Tobacco plays a big role in Native American history and culture, predating Christopher Columbus’ arrival by well more than a millennium. But what did ancient tribes smoke? And can history help modern-day tribes put tobacco in its proper place?

A newly published study by Washington State University researchers traces the smoking habits of indigenous peoples in southeastern Washington state over the course of centuries, based on a molecular analysis of residue extracted from smoking pipes found at archaeological sites.

Shannon Tushingham.
Shannon Tushingham

“This is the longest continuous biomolecular record of ancient tobacco smoking from a single region anywhere in the world—initially during an era of pithouse development, through the late pre-contact equestrian era, and into the historic period,” the research team, led by WSU anthropologist Shannon Tushingham, reports in the Proceedings of the National Academy of Sciences.

Back when Columbus got his first taste of tobacco, Native Americans viewed smoking as a ceremonial and religious ritual, marking occasions that ranged from prayers to peace treaties.

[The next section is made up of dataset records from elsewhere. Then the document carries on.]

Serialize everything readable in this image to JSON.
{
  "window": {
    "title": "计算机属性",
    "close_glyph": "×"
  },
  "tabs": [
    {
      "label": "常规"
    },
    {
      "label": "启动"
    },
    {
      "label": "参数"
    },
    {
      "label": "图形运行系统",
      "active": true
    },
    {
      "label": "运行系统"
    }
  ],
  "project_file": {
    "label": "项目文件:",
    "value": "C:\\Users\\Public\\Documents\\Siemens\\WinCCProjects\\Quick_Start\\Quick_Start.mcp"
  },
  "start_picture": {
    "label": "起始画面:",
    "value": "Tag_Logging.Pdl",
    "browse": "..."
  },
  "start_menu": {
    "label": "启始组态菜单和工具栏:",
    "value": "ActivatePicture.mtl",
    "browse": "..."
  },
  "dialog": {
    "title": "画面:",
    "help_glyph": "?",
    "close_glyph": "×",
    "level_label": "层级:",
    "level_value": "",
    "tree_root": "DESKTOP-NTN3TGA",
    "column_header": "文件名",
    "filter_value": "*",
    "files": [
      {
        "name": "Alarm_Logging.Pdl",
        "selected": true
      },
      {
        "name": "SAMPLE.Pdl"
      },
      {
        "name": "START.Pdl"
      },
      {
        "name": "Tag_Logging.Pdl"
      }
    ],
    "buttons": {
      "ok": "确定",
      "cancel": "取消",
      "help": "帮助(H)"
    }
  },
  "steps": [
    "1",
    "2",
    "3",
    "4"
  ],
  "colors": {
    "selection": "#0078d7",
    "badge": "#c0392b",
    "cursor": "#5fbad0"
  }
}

Today’s dominant strain of commercial tobacco, known by the scientific name Nicotiana tabacum, was introduced to tribes in the western United States by European settlers in the 1800s. Before contact, Western tribes ranging from Alaska to California used instead wild strains of tobacco, such as N. quadrivalvis (Indian tobacco) and N. attenuata (coyote tobacco).

Some tribes also were known to smoke an entirely different kind of plant called kinnikinnick or bearberry (which is now a popular ornamental plant for Northwest gardens).